October 10, 2007
I Served The King Of England (2007) ****
This marvelous black comedy by Jiri Menzel, set in Czechoslovakia before, during and after the World War II, has been adapted, as was Menzel's 1967 Oscar-winning masterpiece "Closely Watched Trains", from a novel by Bohumil Hrabal. There are many similarities between both films, starting with a naive young protagonist in the tradition of Good Soldier Švejk, but while ''Closely Watched Trains'' (Menzel's film debut) was a modest, and largely apolitical work (despite its World War II setting), ''I Served The King Of England'' is an ambitious, epic saga that spans almost a quarter of the century of the Czech history (from circa 1935 to circa 1960) and deals with extremely controversial themes in a fabulously ironic and comedic way. In a way, ''I Served The King Of England'' is a bit like a Czech ''Forrest Gump", except that this Forrest Gump is a Nazi collaborator and war profiteer, but despite all that, he still remains an immensely likeable fellow. It wasn't his fault, after all, that he fell in love with a poor German girl (Julia Jentsch), molested by brutish Czech thugs during the Sudetenland crisis in 1938. And it wasn't his fault that his sexy new girlfriend turned out to be a fervent Nazi fanatic. Our Czech Forrest Gump could hardly be blamed for choosing the losing side in World War II and suffering the consequences afterwards (although the exact reason he suffers those consequences is a deliciously ironic twist that won't be revealed here, but which perfectly sums up the absurd conundrum in which Eastern Europe has found itself in the late 1940’s).
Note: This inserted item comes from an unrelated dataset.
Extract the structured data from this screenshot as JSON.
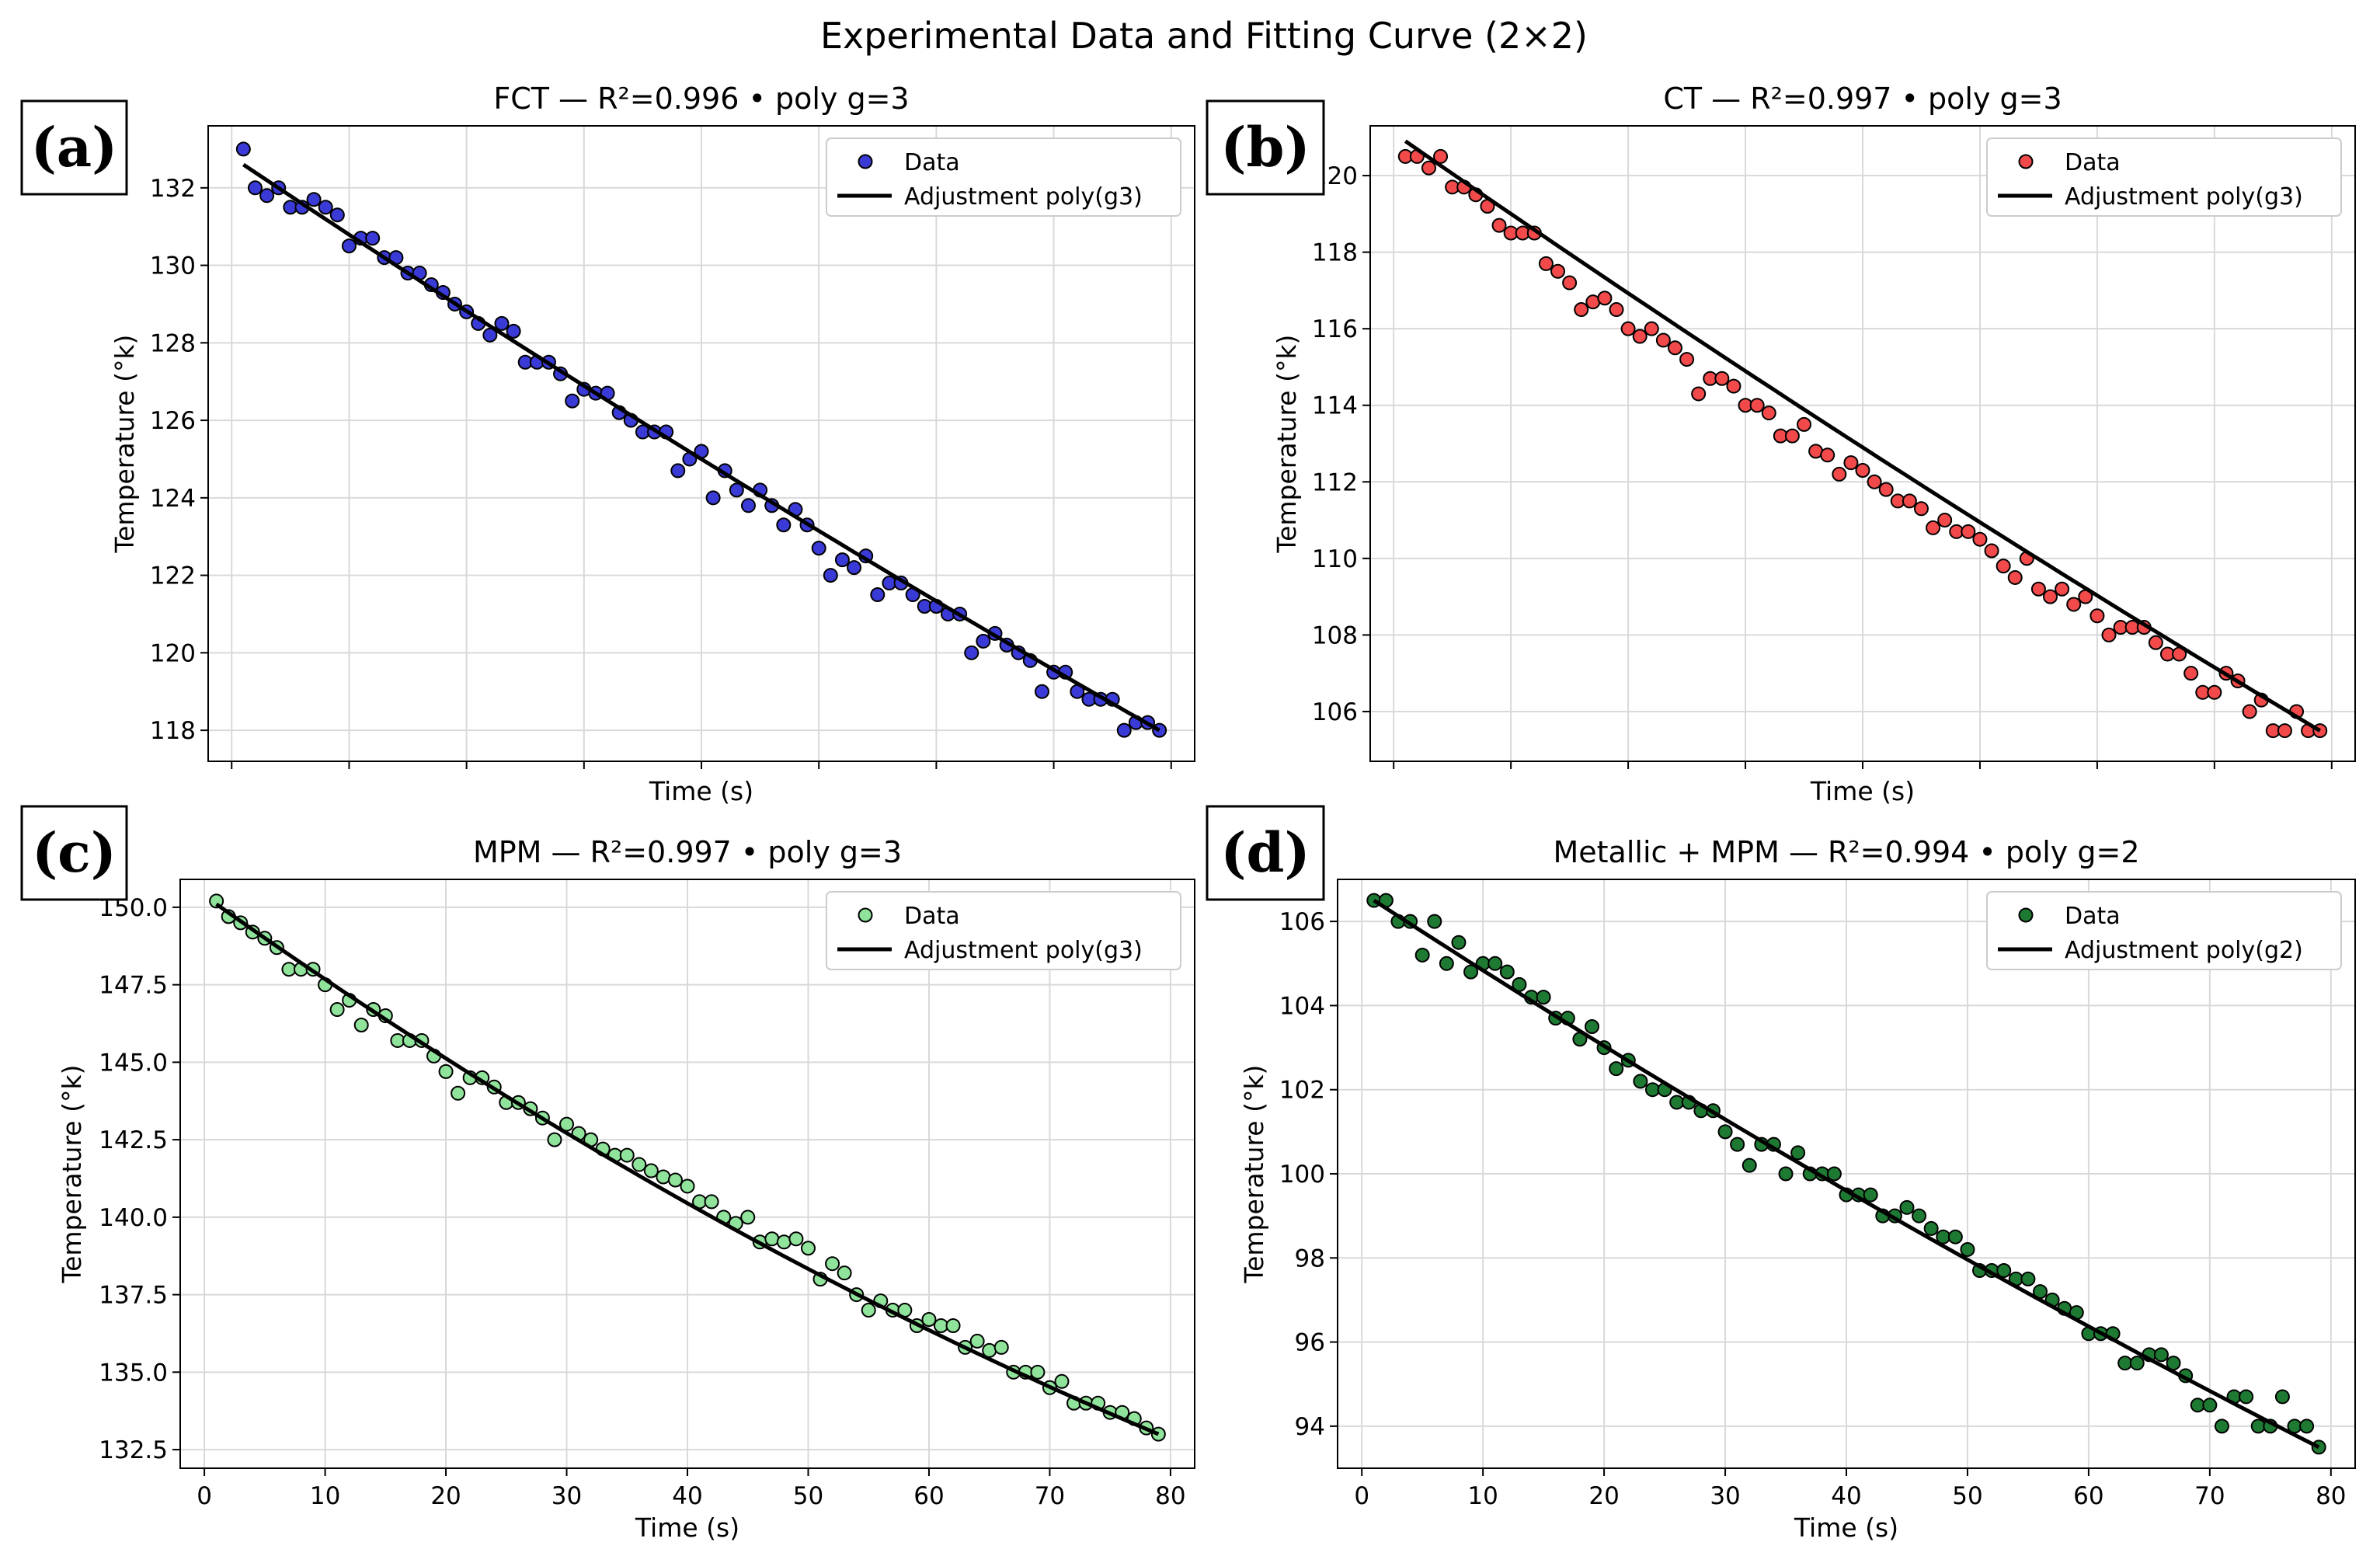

Eddie Cockrell praises the film in Variety as "a unique mixture of self-deprecating dark humour and personal tragedy that has been the Czech cinema's stock-in-trade since their celebrated 1960s New Wave (...) And pic's tone is nothing if not audacious, wringing laughs from subjects that include a Nazi human breeding centre. (…) There's nothing lecherous about the parade of beautiful women on view, all of whom are photographed as lovingly as the beer". It is all true, except for the last sentence - the film is actually quite lecherous, sexy and perverse.